One of the spots includes an intervention where a group of friends encourage a social media addict to own up to his problems. They talk about how his actions have affected their own lives and promise that they'll help him get through the recovery process. The campaign got me thinking about the whole concept of oversharing on social media sites and how much that phrase is open to interpretation.
As someone who works fiercely to protect my privacy, oversharing for me encompasses a much wider net than it would for most people. I understand the importance of social media in our society and use it often for business but you will never see photos of my kids on the Internet or tales of how I partied with my girlfriends till 2 a.m. (assuming I would have the energy to do such a thing). When I tell people this, their reaction ranges from shock at my lack of social media savvy to begrudging agreement that it's a topic worth discussing to proclaiming that we luddites must band together to preserve the nostalgia of the good old days. Everyone has their own privacy threshold and that's okay. The brave new world enables us all to write our own rules, in theory anyway. One person's extremely inappropriate content is de rigueur for someone else.
My assumptions about oversharing were challenged recently when I had the opportunity to hear Jeff Jarvis speak at Third Tuesday Toronto. A veteran journalist, Jarvis is an associate professor at City College New York and an author who is frequently asked to comment on the role of social media. Jeff's latest book, Public Parts: How Sharing in the Digital Age Improves the Way We Work and Live, makes a case of increased "publicness" in our lives. An Internet optimist, Jarvis feels that if we become too obsessed with online privacy and protection of information, we will miss out on all the valuable opportunities offered by the social web. Fortune magazine's review of Public Parts says his book is "not so much a rallying cry for tweeting your breakfast choices and blogging your company financials as it is a field guide for how to navigate the Internet with optimism rather than fear"
His talk was provocative - he argues his point elegantly and deals with detractors swiftly. But, as I am an Internet pragmaticist rather than an Internet optimist, I found myself feeling squeamish at times, even when those around me were nodding and smiling in agreement. One of Jeff's boldest statements was, "if you think people are oversharing, maybe you're overlistening". I'm not sure what to make of this. On the one hand, it's quite simple - if you don't like what you see and don't embrace the new sharing, then turn off and tune out. On the other hand, can any of us with a significant number of pre-retirement years left really afford to tune out? Probably not. If we want to stay abreast of trends, feel current, promote our products and services and build our "personal brand", we have to "participate in the conversation" as they say. That opens us up to all manner of oversharing - friends who post daily photos of the fun they're having, colleagues who tweet their every movement, family members who broadcast compromising photos of us without our permission.
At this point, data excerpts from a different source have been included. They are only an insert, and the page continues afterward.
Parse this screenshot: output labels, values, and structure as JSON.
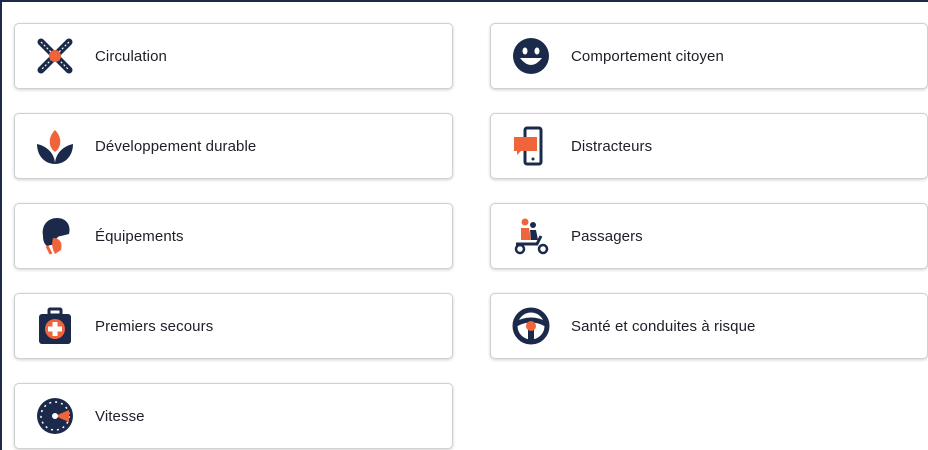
{
  "categories": [
    {
      "label": "Circulation",
      "icon": "crossroads-icon"
    },
    {
      "label": "Comportement citoyen",
      "icon": "smiley-icon"
    },
    {
      "label": "Développement durable",
      "icon": "leaves-icon"
    },
    {
      "label": "Distracteurs",
      "icon": "smartphone-icon"
    },
    {
      "label": "Équipements",
      "icon": "helmet-icon"
    },
    {
      "label": "Passagers",
      "icon": "scooter-passengers-icon"
    },
    {
      "label": "Premiers secours",
      "icon": "first-aid-kit-icon"
    },
    {
      "label": "Santé et conduites à risque",
      "icon": "steering-wheel-icon"
    },
    {
      "label": "Vitesse",
      "icon": "speedometer-icon"
    }
  ],
  "colors": {
    "navy": "#1b2a4a",
    "accent": "#f0643c"
  }
}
And if you think breaking up with someone is hard, try telling a loved one that you think it would be better if they posted less updates on Facebook.
That said, I have a great capacity for self-preservation, so I will continue to explore the possibilities of the Internet, one of which is obviously the opportunity to share my musings on this blog. I have Public Parts on my bedside table and as soon as I finish No Bullshit Social Media, I'll get into it. I don't want to be left out of the loop after all.